緑提灯の輪(国産食材の店)
第七回 朝日屋(茨城県稲敷市)
2014/07/10
第七回 朝日屋(茨城県稲敷市)
緑提灯の輪(国産食材の店)
2014/07/10
全国各地で緑提灯を掲げる飲食店が日に日に増えています。
国産の農林水産物をカロリーベースで50%以上使用している店で飾ることのできる緑提灯は、日本を元気にするボランタリー活動の象徴です。このコーナーでは、「糀」を使ったオリジナルメニューが楽しめる緑提灯の名店をリレー方式で紹介していきます。
第七回は、自然に囲まれた「朝日屋」さんに伺いました。
緑提灯についてもっと知りたい!→http://midori-chouchin.jp/
茨城県の霞ヶ浦湖畔、田んぼと畑に囲まれた緑豊かな地。地元の人や昨今では遠方から訪れるバス釣り客でにぎわう食事処「朝日屋」さんは、緑提灯をいち早く掲げたお店です。

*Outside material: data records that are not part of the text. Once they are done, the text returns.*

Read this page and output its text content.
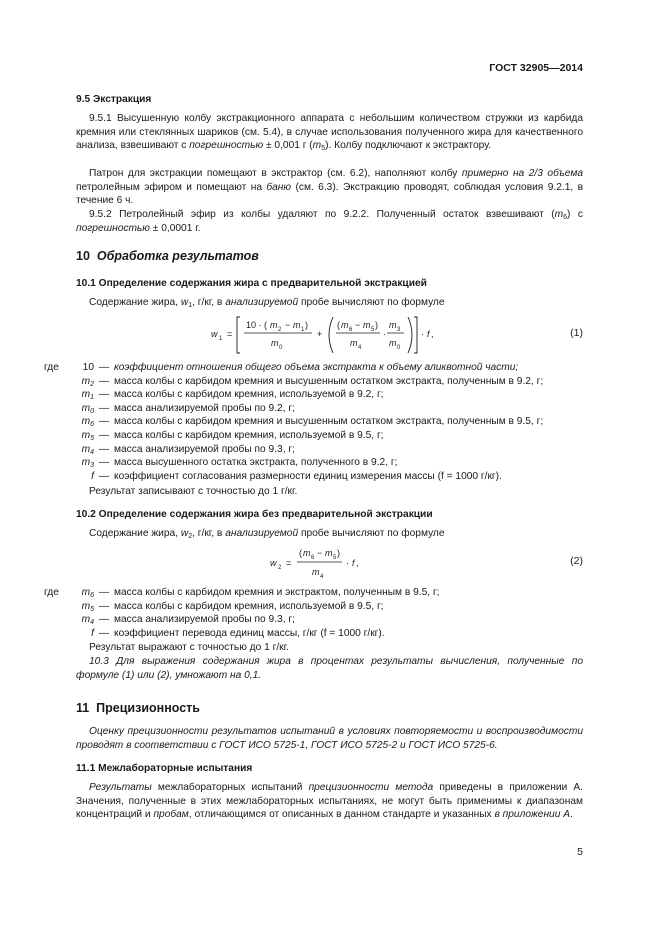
ГОСТ 32905—2014
9.5 Экстракция
9.5.1 Высушенную колбу экстракционного аппарата с небольшим количеством стружки из карбида кремния или стеклянных шариков (см. 5.4), в случае использования полученного жира для качественного анализа, взвешивают с погрешностью ± 0,001 г $(m_5)$. Колбу подключают к экстрактору.
Патрон для экстракции помещают в экстрактор (см. 6.2), наполняют колбу примерно на 2/3 объема петролейным эфиром и помещают на баню (см. 6.3). Экстракцию проводят, соблюдая условия 9.2.1, в течение 6 ч.
9.5.2 Петролейный эфир из колбы удаляют по 9.2.2. Полученный остаток взвешивают $(m_6)$ с погрешностью ± 0,0001 г.
10 Обработка результатов
10.1 Определение содержания жира с предварительной экстракцией
Содержание жира, $w_1$, г/кг, в анализируемой пробе вычисляют по формуле
w 1 =
10 · ( m 2 − m 1 )
m 0
+
( m 6 − m 5 )
m 4
·
m 3
m 0
· f ,	(1)
где	10 — коэффициент отношения общего объема экстракта к объему аликвотной части;
$m_2$ — масса колбы с карбидом кремния и высушенным остатком экстракта, полученным в 9.2, г;
$m_1$ — масса колбы с карбидом кремния, используемой в 9.2, г;
$m_0$ — масса анализируемой пробы по 9.2, г;
$m_6$ — масса колбы с карбидом кремния и высушенным остатком экстракта, полученным в 9.5, г;
$m_5$ — масса колбы с карбидом кремния, используемой в 9.5, г;
$m_4$ — масса анализируемой пробы по 9.3, г;
$m_3$ — масса высушенного остатка экстракта, полученного в 9.2, г;
f — коэффициент согласования размерности единиц измерения массы (f = 1000 г/кг).
Результат записывают с точностью до 1 г/кг.
10.2 Определение содержания жира без предварительной экстракции
Содержание жира, $w_2$, г/кг, в анализируемой пробе вычисляют по формуле
w 2 =
( m 6 − m 5 )
m 4
· f ,	(2)
где	$m_6$ — масса колбы с карбидом кремния и экстрактом, полученным в 9.5, г;
$m_5$ — масса колбы с карбидом кремния, используемой в 9.5, г;
$m_4$ — масса анализируемой пробы по 9.3, г;
f — коэффициент перевода единиц массы, г/кг (f = 1000 г/кг).
Результат выражают с точностью до 1 г/кг.
10.3 Для выражения содержания жира в процентах результаты вычисления, полученные по формуле (1) или (2), умножают на 0,1.
11 Прецизионность
Оценку прецизионности результатов испытаний в условиях повторяемости и воспроизводимости проводят в соответствии с ГОСТ ИСО 5725-1, ГОСТ ИСО 5725-2 и ГОСТ ИСО 5725-6.
11.1 Межлабораторные испытания
Результаты межлабораторных испытаний прецизионности метода приведены в приложении А. Значения, полученные в этих межлабораторных испытаниях, не могут быть применимы к диапазонам концентраций и пробам, отличающимся от описанных в данном стандарте и указанных в приложении А.
5
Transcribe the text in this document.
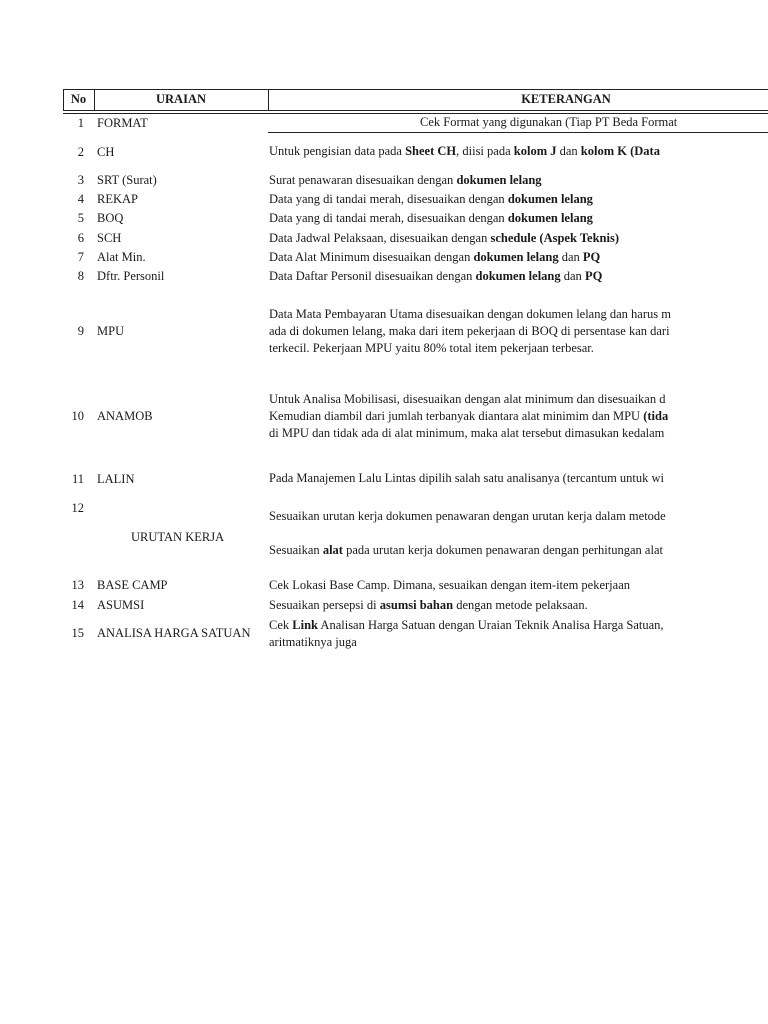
No	URAIAN	KETERANGAN
1
2
3
4
5
6
7
8
9
10
11
12
13
14
15
FORMAT
CH
SRT (Surat)
REKAP
BOQ
SCH
Alat Min.
Dftr. Personil
MPU
ANAMOB
LALIN
URUTAN KERJA
BASE CAMP
ASUMSI
ANALISA HARGA SATUAN
Cek Format yang digunakan (Tiap PT Beda Format
Untuk pengisian data pada Sheet CH, diisi pada kolom J dan kolom K (Data
Surat penawaran disesuaikan dengan dokumen lelang
Data yang di tandai merah, disesuaikan dengan dokumen lelang
Data yang di tandai merah, disesuaikan dengan dokumen lelang
Data Jadwal Pelaksaan, disesuaikan dengan schedule (Aspek Teknis)
Data Alat Minimum disesuaikan dengan dokumen lelang dan PQ
Data Daftar Personil disesuaikan dengan dokumen lelang dan PQ
Data Mata Pembayaran Utama disesuaikan dengan dokumen lelang dan harus m
ada di dokumen lelang, maka dari item pekerjaan di BOQ di persentase kan dari
terkecil. Pekerjaan MPU yaitu 80% total item pekerjaan terbesar.
Untuk Analisa Mobilisasi, disesuaikan dengan alat minimum dan disesuaikan d
Kemudian diambil dari jumlah terbanyak diantara alat minimim dan MPU (tida
di MPU dan tidak ada di alat minimum, maka alat tersebut dimasukan kedalam
Pada Manajemen Lalu Lintas dipilih salah satu analisanya (tercantum untuk wi
Sesuaikan urutan kerja dokumen penawaran dengan urutan kerja dalam metode
Sesuaikan alat pada urutan kerja dokumen penawaran dengan perhitungan alat
Cek Lokasi Base Camp. Dimana, sesuaikan dengan item-item pekerjaan
Sesuaikan persepsi di asumsi bahan dengan metode pelaksaan.
Cek Link Analisan Harga Satuan dengan Uraian Teknik Analisa Harga Satuan,
aritmatiknya juga
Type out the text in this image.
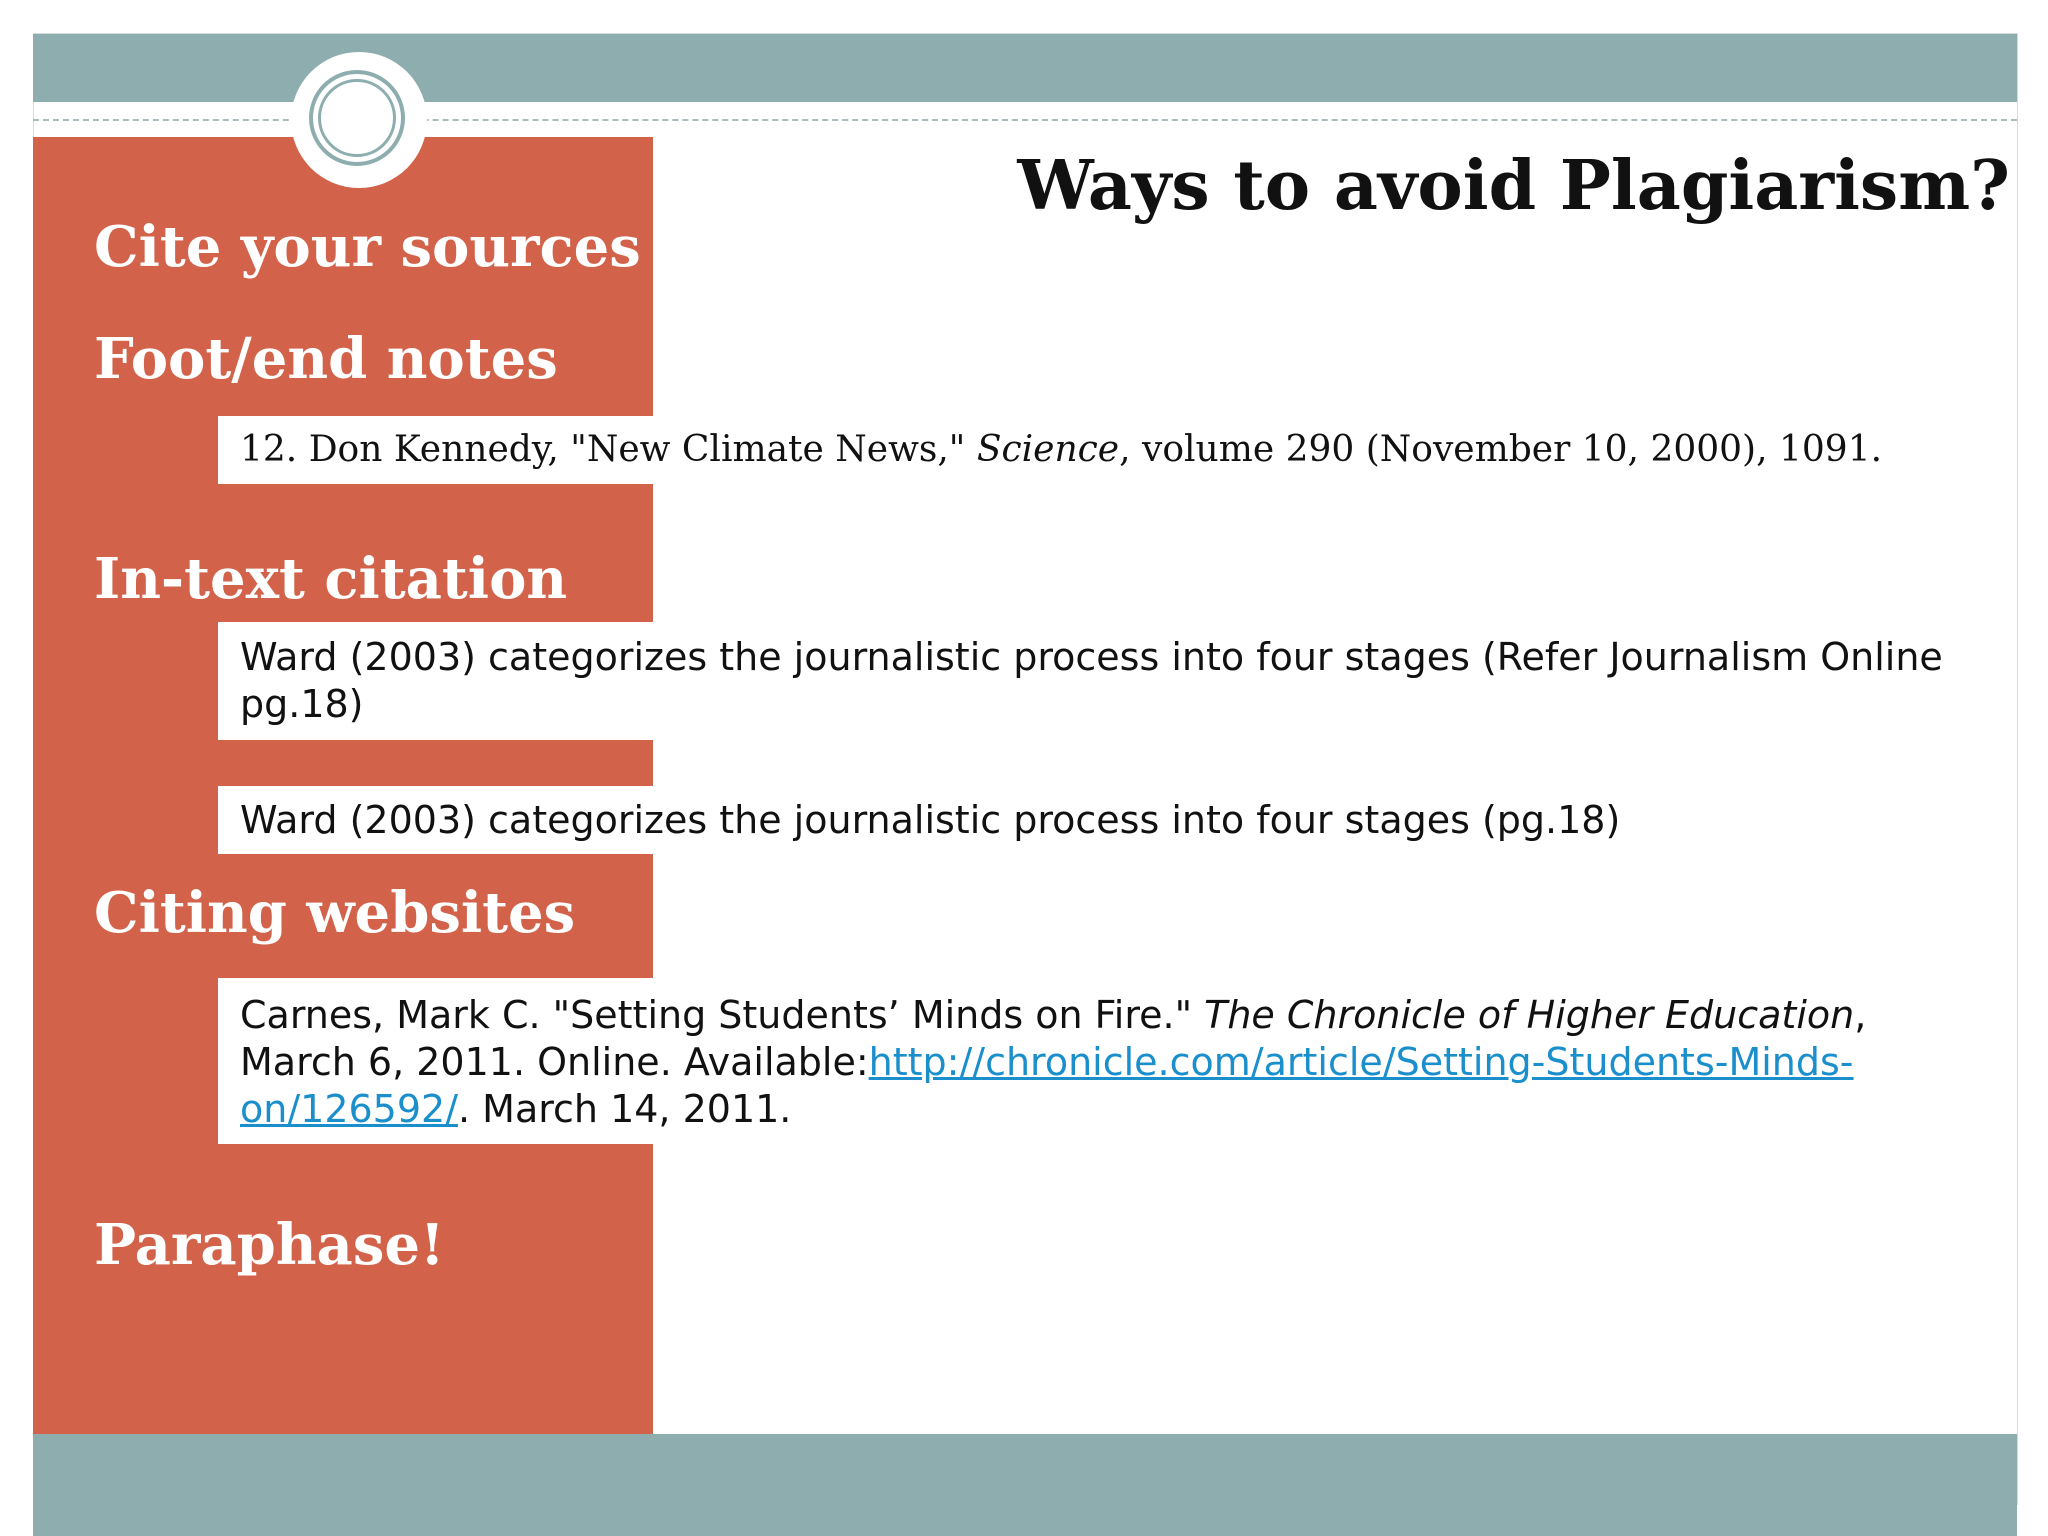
Ways to avoid Plagiarism?
Cite your sources
Foot/end notes
12. Don Kennedy, "New Climate News," Science, volume 290 (November 10, 2000), 1091.
In-text citation
Ward (2003) categorizes the journalistic process into four stages (Refer Journalism Online pg.18)
Ward (2003) categorizes the journalistic process into four stages (pg.18)
Citing websites
Carnes, Mark C. "Setting Students’ Minds on Fire." The Chronicle of Higher Education, March 6, 2011. Online. Available:http://chronicle.com/article/Setting-Students-Minds-on/126592/. March 14, 2011.
Paraphase!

「緑提灯の事務局に地元出身の人がいたので、親しくなりいろいろとご指導を受けています。食材は地元で採れる野菜を使っていて、以前から食肉は国産ものばかりです」
矢幡孝志さんは三代目社長。お父様とお母様もまだ現役で奥様もいっしょに働いています。週末に訪れる釣り客を除けば、客も地域の顔見知りばかり。のどかな風景がそのまま店内に伝わって、のんびりした雰囲気に包まれています。よっぽど落ち着くのか、お店の玄関口ではツバメがせっせと巣をつくっていました。
茨城県の特産品のひとつは、全国の収穫量の約半分をしめるれんこん。ハウス栽培の恩恵で年中手に入るけれど、旬はまさに今。7月上旬から2~3週間に採れるれんこんは、ちょっと湯がいて刺身でいただくと最高だそうです。
「水分が多いからしゃきしゃき。甘味があっておいしいですよ。もうちょっと遅い時期にきたら食べられたのに……」
残念無念。せっかくなので収穫直前のれんこん畑を撮影してきました。
「れんこんの素揚げチップスは定番。あとは、粉末にして米や蕎麦に混ぜたり、れんこん茶で飲んだり。花粉症やアトピーに効くといわれているらしくて、近所に住むぜんそくのおばあさんに粉末を分けてあげています」
ユニークなれんこんの活用法を見つけました。れんこんの茎を乾かしたストロー。このアイデアには都会からくる子どもも大喜びだそうです。
もうひとつ、懐かしいものがありました。米に砂糖をからめて圧力をかけ膨張させた「バクダン」(別名、ポン菓子)と呼ばれるお菓子。とうもろこしを原料とするポップコーンの日本版です。米は1分づきがちょうどいい塩梅に膨らむそうで、れんこんパウダーが隠し味で使われています。
肉料理や和えものに使う塩糀は自家製です。
「魚や鶏肉、豚肉は2日くらい漬けるとだいぶやわらかくなって、味にもコクが出ます。野菜を漬けるならば、置き石してひと晩。野菜と塩糀を混ぜるだけなら2~3日じっくりと。塩糀は料理に欠かせません」
塩糀に漬け込んだ鶏を使った唐揚げと照り焼きは、歯ごたえがやさしくて味は濃厚。きゅうり、キャベツ、にんじんにすり胡麻をまぶした塩糀お浸しは、うまみが乗って食べ応え十分。ご飯が欲しくなります。
「霞ヶ浦のれんこんを食べて育ったれんこん豚も塩糀に漬けると一段とおいしくなります。おろしたれんこんとひき肉で作る<れんこんコロッケ>も名物です」
ふと、お店の外に視線を移すと、視界の大部分は自然界の緑で覆われます。都会で暮らす人にとっては、これこそ最高のごちそうではないでしょうか。